Below is a sketch of Jim Pascoe, drawn in a coffee shop on
Carson Street in Pittsburgh some time in the late 1990s. You can tell it is late at night because I tend to want to
sketch like Moebius when I’m tired.
Here is a detail of the same page. Jim seems to have a
jaundiced eye, but that is my mistake. I tried touching it up, but I had used some fountain pen I had been trying out with water-based ink, and painting over it with white
watercolor didn’t work too well. What that Bill Sienkiewicz-like doodle is
doing in the upper right corner I have no idea.

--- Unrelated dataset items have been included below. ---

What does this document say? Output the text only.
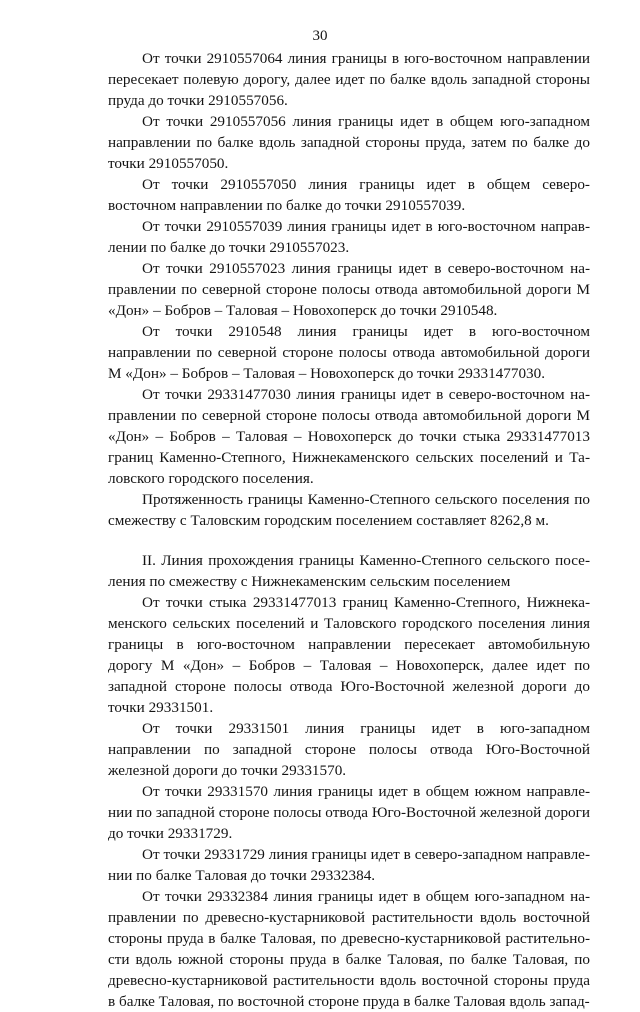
30

От точки 2910557064 линия границы в юго-восточном направлении пересекает полевую дорогу, далее идет по балке вдоль западной стороны пруда до точки 2910557056.

От точки 2910557056 линия границы идет в общем юго-западном направлении по балке вдоль западной стороны пруда, затем по балке до точки 2910557050.

От точки 2910557050 линия границы идет в общем северо-восточном направлении по балке до точки 2910557039.

От точки 2910557039 линия границы идет в юго-восточном направлении по балке до точки 2910557023.

От точки 2910557023 линия границы идет в северо-восточном направлении по северной стороне полосы отвода автомобильной дороги М «Дон» – Бобров – Таловая – Новохоперск до точки 2910548.

От точки 2910548 линия границы идет в юго-восточном направлении по северной стороне полосы отвода автомобильной дороги М «Дон» – Бобров – Таловая – Новохоперск до точки 29331477030.

От точки 29331477030 линия границы идет в северо-восточном направлении по северной стороне полосы отвода автомобильной дороги М «Дон» – Бобров – Таловая – Новохоперск до точки стыка 29331477013 границ Каменно-Степного, Нижнекаменского сельских поселений и Таловского городского поселения.

Протяженность границы Каменно-Степного сельского поселения по смежеству с Таловским городским поселением составляет 8262,8 м.

II. Линия прохождения границы Каменно-Степного сельского поселения по смежеству с Нижнекаменским сельским поселением

От точки стыка 29331477013 границ Каменно-Степного, Нижнекаменского сельских поселений и Таловского городского поселения линия границы в юго-восточном направлении пересекает автомобильную дорогу М «Дон» – Бобров – Таловая – Новохоперск, далее идет по западной стороне полосы отвода Юго-Восточной железной дороги до точки 29331501.

От точки 29331501 линия границы идет в юго-западном направлении по западной стороне полосы отвода Юго-Восточной железной дороги до точки 29331570.

От точки 29331570 линия границы идет в общем южном направлении по западной стороне полосы отвода Юго-Восточной железной дороги до точки 29331729.

От точки 29331729 линия границы идет в северо-западном направлении по балке Таловая до точки 29332384.

От точки 29332384 линия границы идет в общем юго-западном направлении по древесно-кустарниковой растительности вдоль восточной стороны пруда в балке Таловая, по древесно-кустарниковой растительности вдоль южной стороны пруда в балке Таловая, по балке Таловая, по древесно-кустарниковой растительности вдоль восточной стороны пруда в балке Таловая, по восточной стороне пруда в балке Таловая вдоль запад-
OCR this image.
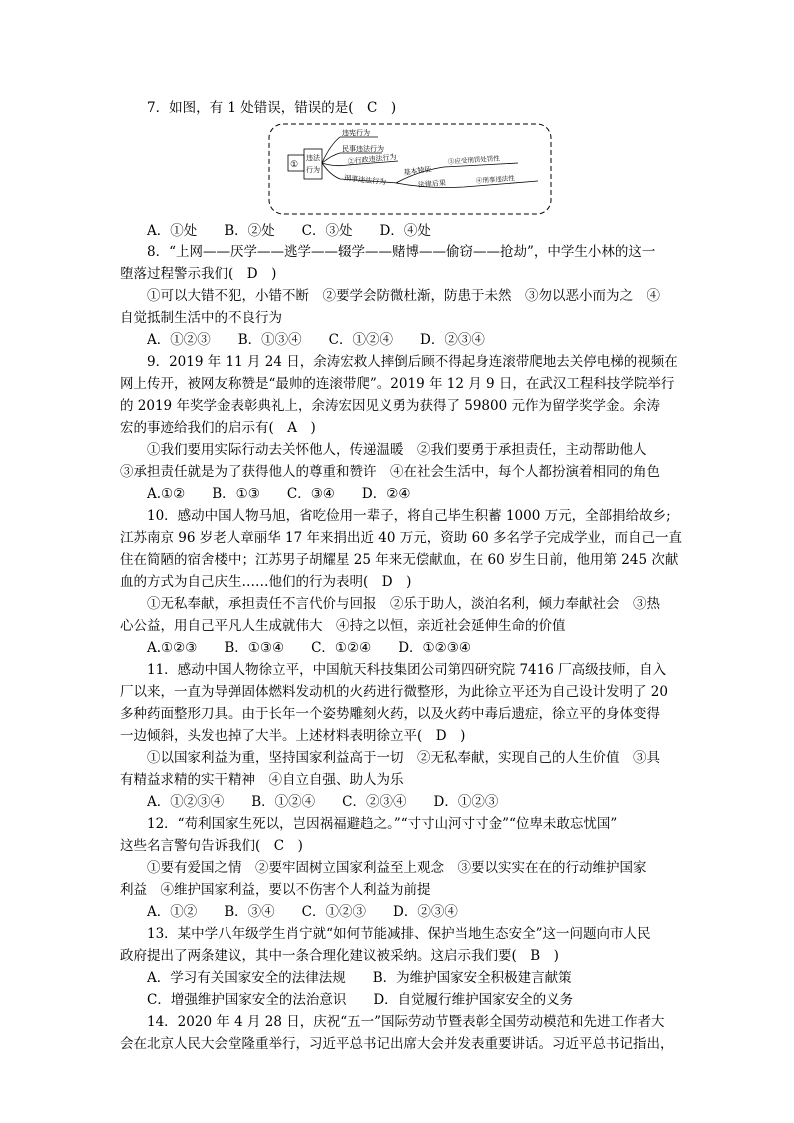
7．如图，有 1 处错误，错误的是(　C　)
①
违法
行为
违宪行为
民事违法行为
②行政违法行为
刑事违法行为
基本特征
③应受刑罚处罚性
法律后果	④刑事违法性
A．①处　　B．②处　　C．③处　　D．④处
8．“上网——厌学——逃学——辍学——赌博——偷窃——抢劫”，中学生小林的这一
堕落过程警示我们(　D　)
①可以大错不犯，小错不断　②要学会防微杜渐，防患于未然　③勿以恶小而为之　④
自觉抵制生活中的不良行为
A．①②③　　B．①③④　　C．①②④　　D．②③④
9．2019 年 11 月 24 日，余涛宏救人摔倒后顾不得起身连滚带爬地去关停电梯的视频在
网上传开，被网友称赞是“最帅的连滚带爬”。2019 年 12 月 9 日，在武汉工程科技学院举行
的 2019 年奖学金表彰典礼上，余涛宏因见义勇为获得了 59800 元作为留学奖学金。余涛
宏的事迹给我们的启示有(　A　)
①我们要用实际行动去关怀他人，传递温暖　②我们要勇于承担责任，主动帮助他人
③承担责任就是为了获得他人的尊重和赞许　④在社会生活中，每个人都扮演着相同的角色
A.①②　　B．①③　　C．③④　　D．②④
10．感动中国人物马旭，省吃俭用一辈子，将自己毕生积蓄 1000 万元，全部捐给故乡;
江苏南京 96 岁老人章丽华 17 年来捐出近 40 万元，资助 60 多名学子完成学业，而自己一直
住在简陋的宿舍楼中；江苏男子胡耀星 25 年来无偿献血，在 60 岁生日前，他用第 245 次献
血的方式为自己庆生……他们的行为表明(　D　)
①无私奉献，承担责任不言代价与回报　②乐于助人，淡泊名利，倾力奉献社会　③热
心公益，用自己平凡人生成就伟大　④持之以恒，亲近社会延伸生命的价值
A.①②③　　B．①③④　　C．①②④　　D．①②③④
11．感动中国人物徐立平，中国航天科技集团公司第四研究院 7416 厂高级技师，自入
厂以来，一直为导弹固体燃料发动机的火药进行微整形，为此徐立平还为自己设计发明了 20
多种药面整形刀具。由于长年一个姿势雕刻火药，以及火药中毒后遗症，徐立平的身体变得
一边倾斜，头发也掉了大半。上述材料表明徐立平(　D　)
①以国家利益为重，坚持国家利益高于一切　②无私奉献，实现自己的人生价值　③具
有精益求精的实干精神　④自立自强、助人为乐
A．①②③④　　B．①②④　　C．②③④　　D．①②③
12．“苟利国家生死以，岂因祸福避趋之。”“寸寸山河寸寸金”“位卑未敢忘忧国”
这些名言警句告诉我们(　C　)
①要有爱国之情　②要牢固树立国家利益至上观念　③要以实实在在的行动维护国家
利益　④维护国家利益，要以不伤害个人利益为前提
A．①②　　B．③④　　C．①②③　　D．②③④
13．某中学八年级学生肖宁就“如何节能减排、保护当地生态安全”这一问题向市人民
政府提出了两条建议，其中一条合理化建议被采纳。这启示我们要(　B　)
A．学习有关国家安全的法律法规　　B．为维护国家安全积极建言献策
C．增强维护国家安全的法治意识　　D．自觉履行维护国家安全的义务
14．2020 年 4 月 28 日，庆祝“五一”国际劳动节暨表彰全国劳动模范和先进工作者大
会在北京人民大会堂隆重举行，习近平总书记出席大会并发表重要讲话。习近平总书记指出，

Jim wrote a zombie script for some kind of anthology some time in the mid-2000s, which
I thumbnailed below.
Here is one of the penciled pages. I regret drawing it in 11
x 17” format which I found to be constraining. That’s one of the main reasons I
never finished it. As I’m getting older, I need to draw bigger originals just
to see what I’m doing and to be able to put in all the detail, such as carnival
backgrounds in this case.
I liked these drawings a lot, though. I had to do some research on drawing children to get the right age. I like the dynamism of the figures. But I did not leave enough room to letter, which became part of my frustration with this job. I think I must have been going to school already by this time, and I was really out of practice. My instincts were just off.
Here’s the top tier of the last page I attempted to pencil. I had school and other commitments that made it impossible for me to complete this project; the inker ended up completing the art from my thumbnails. I wish I had gone that route in the first place! Jim later showed me the finished art.